This repository contains all the code needed to complete the final project for the Localization course in Udacity's Self-Driving Car Nanodegree.
Your robot has been kidnapped and transported to a new location! Luckily it has a map of this location, a (noisy) GPS estimate of its initial location, and lots of (noisy) sensor and control data.
This project implements a 2 dimensional particle filter in C++. The particle filter will be given a map and some initial localization information (analogous to what a GPS would provide). At each time step the particle filter will also get observation and control data.

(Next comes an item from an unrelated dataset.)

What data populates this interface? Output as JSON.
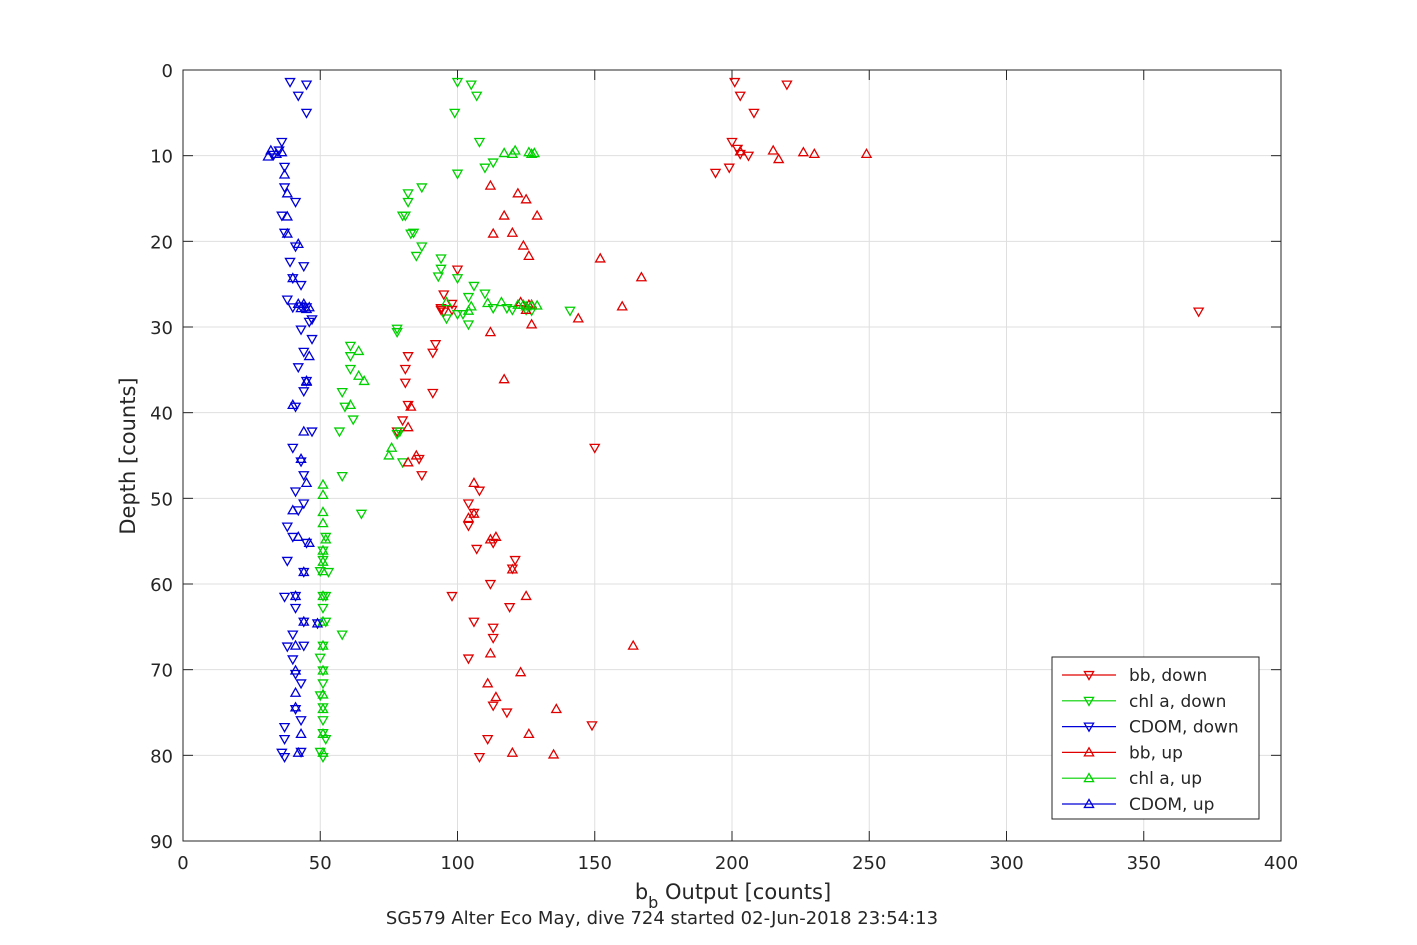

This project involves the Term 2 Simulator which can be downloaded here
The project requires uWebSocketIO and this repository includes two files that can be used to set up and install uWebSocketIO for either Linux or Mac systems. For windows you can use either Docker, VMware, or even Windows 10 Bash on Ubuntu to install uWebSocketIO.
Once the install for uWebSocketIO is complete, the main program can be built and ran by doing the following from the project top directory.
- mkdir build
- cd build
- cmake ..
- make
- ./particle_filter
Alternatively some scripts have been included to streamline this process, these can be leveraged by executing the following in the top directory of the project:
- ./clean.sh
- ./build.sh
- ./run.sh
Tips for setting up your environment can be found here
The files that contain the Particle filter implementation are src/particle_filter.cpp
, and particle_filter.h
The program main.cpp
is already provided.
You can find the inputs to the particle filter in the data
directory.
map_data.txt
includes the position of landmarks (in meters) on an arbitrary Cartesian coordinate system. Each row has three columns
- x position
- y position
- landmark id
- Map data provided by 3D Mapping Solutions GmbH.